The banana bag and whatever else you gave him was at room temp, and if you're in AZ that's air-conditioned room temp, so I would be really, really surprised if it warmed him up. :) It probably stressed him physiologically even more, because now he had to warm up all that stuff inside his skin, too. Warm blankets don't add much heat to anyone. Were you sure to put hot water bottles under them, around his hands, feet, groin, axillae, and head, and cover his head? Give him hot sweet (real sugar) stuff to drink, no caffeine, put some real calories in there for him to work with?
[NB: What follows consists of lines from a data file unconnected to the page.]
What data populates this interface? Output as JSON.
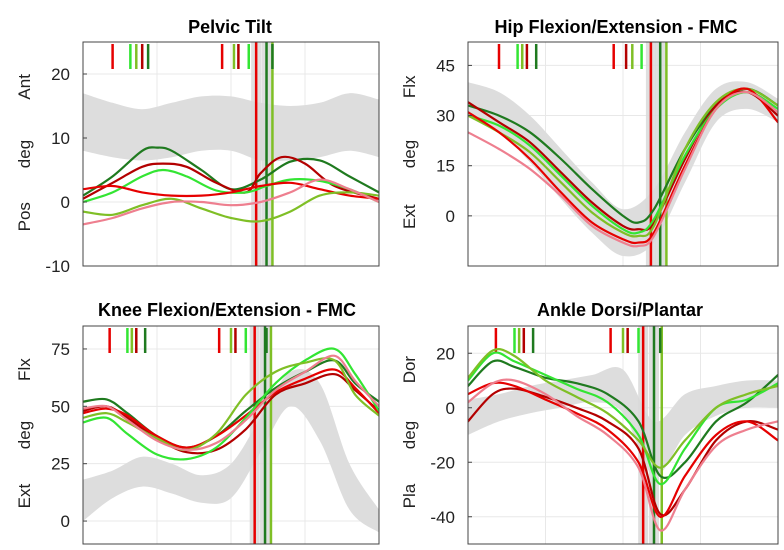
{
  "series_colors": {
    "dark_green": "#1f7a1f",
    "light_green": "#33e533",
    "yellow_green": "#7fbf26",
    "dark_red": "#b30000",
    "red": "#e60000",
    "pink": "#ee7f8f",
    "normative_band": "#dddddd",
    "gridline": "#e8e8e8"
  },
  "chart_data": [
    {
      "type": "line",
      "title": "Pelvic Tilt",
      "ylabel_pos": "Ant",
      "ylabel_mid": "deg",
      "ylabel_neg": "Pos",
      "xlim": [
        0,
        100
      ],
      "ylim": [
        -10,
        25
      ],
      "yticks": [
        -10,
        0,
        10,
        20
      ],
      "grid": true,
      "band": {
        "x": [
          0,
          10,
          20,
          30,
          40,
          50,
          60,
          70,
          80,
          90,
          100
        ],
        "upper": [
          17,
          15.5,
          14.5,
          15.5,
          16.5,
          16.5,
          15.5,
          15,
          15.5,
          17,
          16
        ],
        "lower": [
          8,
          7,
          6.5,
          7,
          8,
          8,
          6.5,
          6.5,
          7,
          8,
          7
        ]
      },
      "events": [
        {
          "x": 58.5,
          "color": "red",
          "shaded": true
        },
        {
          "x": 62,
          "color": "green",
          "shaded": true
        },
        {
          "x": 64,
          "color": "yellow_green",
          "shaded": false
        }
      ],
      "event_marks_top": [
        {
          "x": 10,
          "color": "red"
        },
        {
          "x": 16,
          "color": "light_green"
        },
        {
          "x": 18,
          "color": "yellow_green"
        },
        {
          "x": 20,
          "color": "dark_red"
        },
        {
          "x": 22,
          "color": "dark_green"
        },
        {
          "x": 47,
          "color": "red"
        },
        {
          "x": 51,
          "color": "yellow_green"
        },
        {
          "x": 52.5,
          "color": "dark_red"
        },
        {
          "x": 56,
          "color": "light_green"
        },
        {
          "x": 64,
          "color": "dark_green"
        }
      ],
      "series": [
        {
          "color": "dark_green",
          "x": [
            0,
            10,
            20,
            25,
            30,
            40,
            50,
            60,
            70,
            80,
            90,
            100
          ],
          "y": [
            1,
            4,
            8,
            8.5,
            8,
            5,
            2,
            3.5,
            6.3,
            6.5,
            4,
            1.5
          ]
        },
        {
          "color": "dark_red",
          "x": [
            0,
            10,
            20,
            27,
            35,
            45,
            55,
            60,
            67,
            75,
            85,
            100
          ],
          "y": [
            0.5,
            3,
            5.5,
            6,
            5.5,
            3,
            1.5,
            4.5,
            7,
            6,
            2.5,
            0.5
          ]
        },
        {
          "color": "light_green",
          "x": [
            0,
            10,
            20,
            27,
            35,
            45,
            55,
            62,
            70,
            80,
            90,
            100
          ],
          "y": [
            0,
            1.5,
            4,
            5,
            4,
            1.8,
            1.5,
            2.5,
            3.5,
            3.3,
            2,
            0
          ]
        },
        {
          "color": "red",
          "x": [
            0,
            10,
            20,
            30,
            40,
            50,
            60,
            70,
            80,
            90,
            100
          ],
          "y": [
            2,
            2.5,
            1.5,
            1,
            1,
            1.5,
            2.5,
            3,
            2,
            1,
            0.5
          ]
        },
        {
          "color": "yellow_green",
          "x": [
            0,
            10,
            20,
            30,
            40,
            50,
            60,
            70,
            80,
            90,
            100
          ],
          "y": [
            -1.5,
            -2,
            -0.5,
            0.5,
            -1,
            -2.5,
            -3,
            -1.5,
            1,
            1.5,
            1
          ]
        },
        {
          "color": "pink",
          "x": [
            0,
            10,
            20,
            30,
            40,
            50,
            60,
            70,
            80,
            90,
            100
          ],
          "y": [
            -3.5,
            -2.5,
            -1,
            0,
            0,
            -0.5,
            0,
            1.5,
            3.5,
            2,
            0
          ]
        }
      ]
    },
    {
      "type": "line",
      "title": "Hip Flexion/Extension - FMC",
      "ylabel_pos": "Flx",
      "ylabel_mid": "deg",
      "ylabel_neg": "Ext",
      "xlim": [
        0,
        100
      ],
      "ylim": [
        -15,
        52
      ],
      "yticks": [
        0,
        15,
        30,
        45
      ],
      "grid": true,
      "band": {
        "x": [
          0,
          10,
          20,
          30,
          40,
          50,
          60,
          70,
          80,
          90,
          100
        ],
        "upper": [
          40,
          37,
          30,
          20,
          10,
          2,
          8,
          25,
          38,
          40,
          35
        ],
        "lower": [
          30,
          25,
          16,
          5,
          -5,
          -12,
          -8,
          10,
          28,
          32,
          28
        ]
      },
      "events": [
        {
          "x": 59,
          "color": "red",
          "shaded": true
        },
        {
          "x": 62,
          "color": "green",
          "shaded": true
        },
        {
          "x": 64,
          "color": "yellow_green",
          "shaded": false
        }
      ],
      "event_marks_top": [
        {
          "x": 10,
          "color": "red"
        },
        {
          "x": 16,
          "color": "light_green"
        },
        {
          "x": 17.5,
          "color": "yellow_green"
        },
        {
          "x": 19,
          "color": "dark_red"
        },
        {
          "x": 22,
          "color": "dark_green"
        },
        {
          "x": 47,
          "color": "red"
        },
        {
          "x": 51,
          "color": "dark_red"
        },
        {
          "x": 53,
          "color": "yellow_green"
        },
        {
          "x": 56,
          "color": "light_green"
        }
      ],
      "series": [
        {
          "color": "dark_green",
          "x": [
            0,
            10,
            20,
            30,
            40,
            50,
            55,
            60,
            70,
            80,
            90,
            100
          ],
          "y": [
            33,
            30,
            25,
            17,
            8,
            0,
            -2,
            2,
            20,
            33,
            38,
            33
          ]
        },
        {
          "color": "dark_red",
          "x": [
            0,
            10,
            20,
            30,
            40,
            50,
            55,
            60,
            70,
            80,
            90,
            100
          ],
          "y": [
            34,
            28,
            22,
            13,
            4,
            -3,
            -4,
            -2,
            17,
            33,
            37,
            30
          ]
        },
        {
          "color": "light_green",
          "x": [
            0,
            10,
            20,
            30,
            40,
            50,
            55,
            60,
            70,
            80,
            90,
            100
          ],
          "y": [
            30,
            27,
            21,
            12,
            3,
            -4,
            -5,
            -1,
            18,
            32,
            37,
            32
          ]
        },
        {
          "color": "yellow_green",
          "x": [
            0,
            10,
            20,
            30,
            40,
            50,
            55,
            60,
            70,
            80,
            90,
            100
          ],
          "y": [
            30,
            25,
            19,
            10,
            1,
            -5,
            -6,
            -3,
            20,
            34,
            38,
            33
          ]
        },
        {
          "color": "red",
          "x": [
            0,
            10,
            20,
            30,
            40,
            50,
            55,
            60,
            70,
            80,
            90,
            100
          ],
          "y": [
            31,
            25,
            17,
            7,
            -2,
            -7,
            -8,
            -5,
            15,
            32,
            38,
            28
          ]
        },
        {
          "color": "pink",
          "x": [
            0,
            10,
            20,
            30,
            40,
            50,
            55,
            60,
            70,
            80,
            90,
            100
          ],
          "y": [
            25,
            20,
            14,
            6,
            -3,
            -8,
            -9,
            -6,
            14,
            32,
            37,
            31
          ]
        }
      ]
    },
    {
      "type": "line",
      "title": "Knee Flexion/Extension - FMC",
      "ylabel_pos": "Flx",
      "ylabel_mid": "deg",
      "ylabel_neg": "Ext",
      "xlim": [
        0,
        100
      ],
      "ylim": [
        -10,
        85
      ],
      "yticks": [
        0,
        25,
        50,
        75
      ],
      "grid": true,
      "band": {
        "x": [
          0,
          10,
          20,
          30,
          40,
          50,
          60,
          70,
          80,
          90,
          100
        ],
        "upper": [
          18,
          22,
          28,
          25,
          20,
          25,
          45,
          65,
          60,
          25,
          5
        ],
        "lower": [
          0,
          10,
          15,
          12,
          8,
          10,
          30,
          50,
          35,
          5,
          -5
        ]
      },
      "events": [
        {
          "x": 58,
          "color": "red",
          "shaded": true
        },
        {
          "x": 61.5,
          "color": "green",
          "shaded": true
        },
        {
          "x": 63.5,
          "color": "yellow_green",
          "shaded": false
        }
      ],
      "event_marks_top": [
        {
          "x": 9,
          "color": "red"
        },
        {
          "x": 15,
          "color": "light_green"
        },
        {
          "x": 16.5,
          "color": "yellow_green"
        },
        {
          "x": 18,
          "color": "dark_red"
        },
        {
          "x": 21,
          "color": "dark_green"
        },
        {
          "x": 46,
          "color": "red"
        },
        {
          "x": 50,
          "color": "yellow_green"
        },
        {
          "x": 51.5,
          "color": "dark_red"
        },
        {
          "x": 55,
          "color": "light_green"
        },
        {
          "x": 62,
          "color": "dark_green"
        }
      ],
      "series": [
        {
          "color": "dark_green",
          "x": [
            0,
            8,
            15,
            25,
            35,
            45,
            55,
            65,
            75,
            85,
            92,
            100
          ],
          "y": [
            52,
            53,
            47,
            37,
            32,
            37,
            48,
            58,
            65,
            70,
            60,
            52
          ]
        },
        {
          "color": "dark_red",
          "x": [
            0,
            8,
            15,
            25,
            35,
            45,
            55,
            65,
            75,
            85,
            92,
            100
          ],
          "y": [
            48,
            50,
            45,
            36,
            30,
            31,
            40,
            55,
            60,
            64,
            57,
            48
          ]
        },
        {
          "color": "red",
          "x": [
            0,
            8,
            15,
            25,
            35,
            45,
            55,
            65,
            75,
            85,
            92,
            100
          ],
          "y": [
            47,
            49,
            46,
            37,
            32,
            37,
            46,
            56,
            62,
            66,
            58,
            47
          ]
        },
        {
          "color": "light_green",
          "x": [
            0,
            8,
            15,
            25,
            35,
            45,
            55,
            65,
            75,
            85,
            92,
            100
          ],
          "y": [
            43,
            45,
            38,
            29,
            27,
            32,
            45,
            60,
            70,
            75,
            64,
            48
          ]
        },
        {
          "color": "yellow_green",
          "x": [
            0,
            8,
            15,
            25,
            35,
            45,
            55,
            65,
            75,
            85,
            92,
            100
          ],
          "y": [
            45,
            47,
            43,
            36,
            31,
            38,
            55,
            65,
            69,
            70,
            55,
            46
          ]
        },
        {
          "color": "pink",
          "x": [
            0,
            8,
            15,
            25,
            35,
            45,
            55,
            65,
            75,
            85,
            92,
            100
          ],
          "y": [
            49,
            50,
            44,
            35,
            31,
            34,
            44,
            57,
            65,
            72,
            61,
            50
          ]
        }
      ]
    },
    {
      "type": "line",
      "title": "Ankle Dorsi/Plantar",
      "ylabel_pos": "Dor",
      "ylabel_mid": "deg",
      "ylabel_neg": "Pla",
      "xlim": [
        0,
        100
      ],
      "ylim": [
        -50,
        30
      ],
      "yticks": [
        -40,
        -20,
        0,
        20
      ],
      "grid": true,
      "band": {
        "x": [
          0,
          10,
          20,
          30,
          40,
          50,
          60,
          70,
          80,
          90,
          100
        ],
        "upper": [
          3,
          5,
          8,
          10,
          12,
          14,
          -5,
          5,
          8,
          10,
          10
        ],
        "lower": [
          -10,
          -5,
          -2,
          0,
          2,
          -2,
          -25,
          -10,
          -3,
          0,
          0
        ]
      },
      "events": [
        {
          "x": 56.5,
          "color": "red",
          "shaded": true
        },
        {
          "x": 60,
          "color": "green",
          "shaded": true
        },
        {
          "x": 62.5,
          "color": "yellow_green",
          "shaded": false
        }
      ],
      "event_marks_top": [
        {
          "x": 9,
          "color": "red"
        },
        {
          "x": 15,
          "color": "light_green"
        },
        {
          "x": 16.5,
          "color": "yellow_green"
        },
        {
          "x": 18,
          "color": "dark_red"
        },
        {
          "x": 21,
          "color": "dark_green"
        },
        {
          "x": 46,
          "color": "red"
        },
        {
          "x": 50,
          "color": "yellow_green"
        },
        {
          "x": 51.5,
          "color": "dark_red"
        },
        {
          "x": 55,
          "color": "light_green"
        },
        {
          "x": 62,
          "color": "dark_green"
        }
      ],
      "series": [
        {
          "color": "dark_green",
          "x": [
            0,
            8,
            15,
            25,
            35,
            45,
            55,
            62,
            70,
            80,
            90,
            100
          ],
          "y": [
            8,
            17,
            15,
            11,
            9,
            5,
            -5,
            -25,
            -20,
            -5,
            2,
            12
          ]
        },
        {
          "color": "light_green",
          "x": [
            0,
            8,
            15,
            25,
            35,
            45,
            55,
            62,
            70,
            80,
            90,
            100
          ],
          "y": [
            10,
            20,
            17,
            12,
            7,
            2,
            -10,
            -28,
            -15,
            0,
            3,
            9
          ]
        },
        {
          "color": "yellow_green",
          "x": [
            0,
            8,
            15,
            25,
            35,
            45,
            55,
            62,
            70,
            80,
            90,
            100
          ],
          "y": [
            11,
            21,
            19,
            10,
            4,
            -2,
            -12,
            -22,
            -12,
            0,
            5,
            8
          ]
        },
        {
          "color": "dark_red",
          "x": [
            0,
            8,
            15,
            25,
            35,
            45,
            55,
            62,
            70,
            80,
            90,
            100
          ],
          "y": [
            -5,
            5,
            7,
            4,
            0,
            -5,
            -15,
            -39,
            -30,
            -12,
            -5,
            -8
          ]
        },
        {
          "color": "red",
          "x": [
            0,
            8,
            15,
            25,
            35,
            45,
            55,
            62,
            70,
            80,
            90,
            100
          ],
          "y": [
            5,
            9,
            8,
            3,
            -2,
            -8,
            -20,
            -40,
            -25,
            -10,
            -5,
            -12
          ]
        },
        {
          "color": "pink",
          "x": [
            0,
            8,
            15,
            25,
            35,
            45,
            55,
            62,
            70,
            80,
            90,
            100
          ],
          "y": [
            2,
            9,
            10,
            5,
            -3,
            -10,
            -22,
            -45,
            -30,
            -14,
            -8,
            -5
          ]
        }
      ]
    }
  ]
}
Next time you have a hypothermic, think about running his fluids through a blood warmer. Be really careful, though, to keep a close eye on the monitor and draw labs often because rewarming can cause acidosis and that can cause K+ shifts and cardiac arrhythmias. Slowly, slowly, slowly.

Specializes in ICU/ED.

:edit: In the last sentence of my first post, I meant led to the hypothermia

Specializes in Critical Care, ED, Cath lab, CTPAC,Trauma.

I have a thought.....I have seen hyponatremia and hypothermia in the presence of Ethylene glycol poisoning (anti-freeze)..being found face down and no drugs and alcohol.

Both acute and chronic alcohol consumption can compromise kidney function, particularly in conjunction with established liver disease. Alcohol-related changes in the structure and function of the kidneys and impairment in the ability to regulate the volume and composition of fluid and electrolytes in the body.

Chronic alcoholic patients may experience low blood concentrations of important electrolytes as well as potentially severe alterations in the body acid-base balance. Alcohol can disrupt the hormonal control mechanisms that govern kidney function.........chronic drinking has further detrimental effects on the kidneys, including impaired sodium and fluid handling and even acute kidney failure.